One additional unresolved issue in this study and in the field of T cell metabolism in general is how metabolic changes occur and regulate T cell function in vivo. Wang et al. (2011) show that the inhibition of Myc clearly prevented T cell proliferation in vivo. Likewise, inhibition of glucose or glutamine metabolism by whole-animal treatment with glycolysis or glutaminolysis inhibitors also prevented T cell proliferation in vivo. Given that antigen-presenting and other cells also utilize these pathways, however, it is unclear to what extent T cell metabolism itself is limiting and what pathways may be most important in vivo. T cells isolated during an acute graft-versus-host reaction, for example, appear to be highly sensitive to inhibition of mitochondrial rather than glucose metabolism (Gatza et al., 2011). The in vitro environment has been highly optimized for maximal cell growth and the different array of nutrients and stimuli in vivo may have a critical effect on T cell metabolism and, therefore, how T cells respond to inhibition of metabolic pathways.
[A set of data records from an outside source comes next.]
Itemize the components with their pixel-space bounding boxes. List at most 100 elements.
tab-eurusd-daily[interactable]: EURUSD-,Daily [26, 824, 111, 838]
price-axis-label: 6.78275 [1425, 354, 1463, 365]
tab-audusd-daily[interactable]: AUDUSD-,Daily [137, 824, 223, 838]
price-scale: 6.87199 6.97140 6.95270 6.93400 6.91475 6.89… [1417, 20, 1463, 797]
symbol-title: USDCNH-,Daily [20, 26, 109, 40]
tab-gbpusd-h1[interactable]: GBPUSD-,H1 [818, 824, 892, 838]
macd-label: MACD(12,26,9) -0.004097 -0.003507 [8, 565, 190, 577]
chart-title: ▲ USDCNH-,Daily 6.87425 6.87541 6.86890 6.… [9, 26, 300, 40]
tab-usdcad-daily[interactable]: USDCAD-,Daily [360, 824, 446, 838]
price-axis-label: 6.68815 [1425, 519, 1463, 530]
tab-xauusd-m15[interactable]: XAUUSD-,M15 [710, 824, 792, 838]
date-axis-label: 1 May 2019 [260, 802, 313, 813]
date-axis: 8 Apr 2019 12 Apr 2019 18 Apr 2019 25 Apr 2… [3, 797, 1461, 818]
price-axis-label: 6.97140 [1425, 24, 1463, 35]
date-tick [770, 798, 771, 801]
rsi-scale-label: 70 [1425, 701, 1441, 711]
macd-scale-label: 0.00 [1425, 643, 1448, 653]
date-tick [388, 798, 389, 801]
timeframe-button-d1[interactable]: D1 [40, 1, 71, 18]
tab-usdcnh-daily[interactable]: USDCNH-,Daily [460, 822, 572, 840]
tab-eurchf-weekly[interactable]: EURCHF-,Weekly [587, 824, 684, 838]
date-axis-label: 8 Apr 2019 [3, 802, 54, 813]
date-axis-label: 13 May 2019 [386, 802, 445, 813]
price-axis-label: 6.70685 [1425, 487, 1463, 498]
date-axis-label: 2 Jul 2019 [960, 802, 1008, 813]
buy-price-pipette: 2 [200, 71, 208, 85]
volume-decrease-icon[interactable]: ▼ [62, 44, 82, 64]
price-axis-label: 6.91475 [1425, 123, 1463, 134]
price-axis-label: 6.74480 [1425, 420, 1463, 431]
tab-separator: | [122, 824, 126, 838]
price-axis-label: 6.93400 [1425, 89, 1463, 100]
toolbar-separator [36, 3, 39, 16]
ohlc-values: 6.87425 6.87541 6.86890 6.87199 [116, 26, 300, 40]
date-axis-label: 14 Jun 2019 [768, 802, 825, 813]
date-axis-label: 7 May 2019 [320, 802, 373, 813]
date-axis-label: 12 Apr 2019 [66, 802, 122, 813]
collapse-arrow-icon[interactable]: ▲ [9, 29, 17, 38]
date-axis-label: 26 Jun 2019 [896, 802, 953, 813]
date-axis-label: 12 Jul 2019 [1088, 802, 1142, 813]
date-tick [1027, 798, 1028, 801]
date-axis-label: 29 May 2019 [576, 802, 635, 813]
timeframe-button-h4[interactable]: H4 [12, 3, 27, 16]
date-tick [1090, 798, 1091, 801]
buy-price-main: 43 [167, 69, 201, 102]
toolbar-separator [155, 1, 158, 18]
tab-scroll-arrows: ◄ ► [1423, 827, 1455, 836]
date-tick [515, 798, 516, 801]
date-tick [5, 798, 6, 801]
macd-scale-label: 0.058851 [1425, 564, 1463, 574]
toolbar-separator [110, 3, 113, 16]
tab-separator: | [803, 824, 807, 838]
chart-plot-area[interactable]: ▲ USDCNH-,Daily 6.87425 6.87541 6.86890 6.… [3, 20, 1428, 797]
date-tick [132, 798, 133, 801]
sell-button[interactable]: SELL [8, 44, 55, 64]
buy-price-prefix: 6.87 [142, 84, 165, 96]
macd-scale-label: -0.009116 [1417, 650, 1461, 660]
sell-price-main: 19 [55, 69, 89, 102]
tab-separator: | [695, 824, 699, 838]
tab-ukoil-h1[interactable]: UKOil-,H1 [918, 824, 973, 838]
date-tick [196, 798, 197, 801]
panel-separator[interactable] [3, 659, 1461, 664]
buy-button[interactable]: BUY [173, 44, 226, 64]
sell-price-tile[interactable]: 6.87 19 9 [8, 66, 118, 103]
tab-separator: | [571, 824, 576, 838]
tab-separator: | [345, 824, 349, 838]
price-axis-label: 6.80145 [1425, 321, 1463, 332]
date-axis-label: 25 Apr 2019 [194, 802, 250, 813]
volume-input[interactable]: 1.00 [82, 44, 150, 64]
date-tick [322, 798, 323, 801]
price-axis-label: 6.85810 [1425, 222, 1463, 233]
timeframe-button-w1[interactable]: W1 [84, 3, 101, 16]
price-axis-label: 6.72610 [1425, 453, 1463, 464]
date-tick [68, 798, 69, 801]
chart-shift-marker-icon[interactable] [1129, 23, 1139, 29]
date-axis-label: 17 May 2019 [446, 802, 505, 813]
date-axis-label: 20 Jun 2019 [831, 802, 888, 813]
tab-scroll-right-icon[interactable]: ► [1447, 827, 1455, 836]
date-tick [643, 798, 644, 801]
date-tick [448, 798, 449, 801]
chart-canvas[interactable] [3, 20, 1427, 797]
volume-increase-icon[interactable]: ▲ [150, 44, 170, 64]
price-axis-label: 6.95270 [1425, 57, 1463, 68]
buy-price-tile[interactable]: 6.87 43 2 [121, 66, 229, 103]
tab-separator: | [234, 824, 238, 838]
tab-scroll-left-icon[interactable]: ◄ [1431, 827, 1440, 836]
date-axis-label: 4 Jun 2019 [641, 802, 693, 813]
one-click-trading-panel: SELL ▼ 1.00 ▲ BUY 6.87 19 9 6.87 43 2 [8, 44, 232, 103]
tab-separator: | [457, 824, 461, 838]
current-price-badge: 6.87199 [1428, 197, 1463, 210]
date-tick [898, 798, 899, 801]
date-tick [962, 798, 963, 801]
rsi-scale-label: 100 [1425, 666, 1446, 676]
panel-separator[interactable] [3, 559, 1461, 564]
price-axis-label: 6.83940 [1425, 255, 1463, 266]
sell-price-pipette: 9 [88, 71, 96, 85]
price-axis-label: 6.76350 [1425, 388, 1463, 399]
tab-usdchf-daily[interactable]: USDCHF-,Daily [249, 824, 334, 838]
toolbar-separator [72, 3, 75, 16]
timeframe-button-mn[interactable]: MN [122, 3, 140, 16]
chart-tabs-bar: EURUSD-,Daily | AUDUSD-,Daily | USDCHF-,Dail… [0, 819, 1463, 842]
In the end, much as the field of cancer metabolism has a goal of targeting aerobic glycolysis to control or eliminate cancer, targeting the metabolic phenotype of activated T cells may provide a new approach to immunosuppression. A key consideration in these efforts that goes beyond investigation of the initial steps of T cell activation described by Wang et al. is the differentiation of T cells into specific effector, regulatory, or memory cell subsets. Importantly, each CD4 T cell effector subset appears to have a distinct metabolic character from regulatory T cells (Michalek et al., 2011a; Shi et al., 2011) and memory CD8 T cells (Pearce et al., 2009), given that the latter primarily utilize lipids rather than glucose as a metabolic fuel. Thus, targeting the aerobic glycolysis of T cells has the potential to selectively impede effector, but not regulatory or memory T cells. Understanding the regulation of metabolism in T cell activa tion has great potential to modulate immunity and the clear identification of Myc in this process is a strong step forward.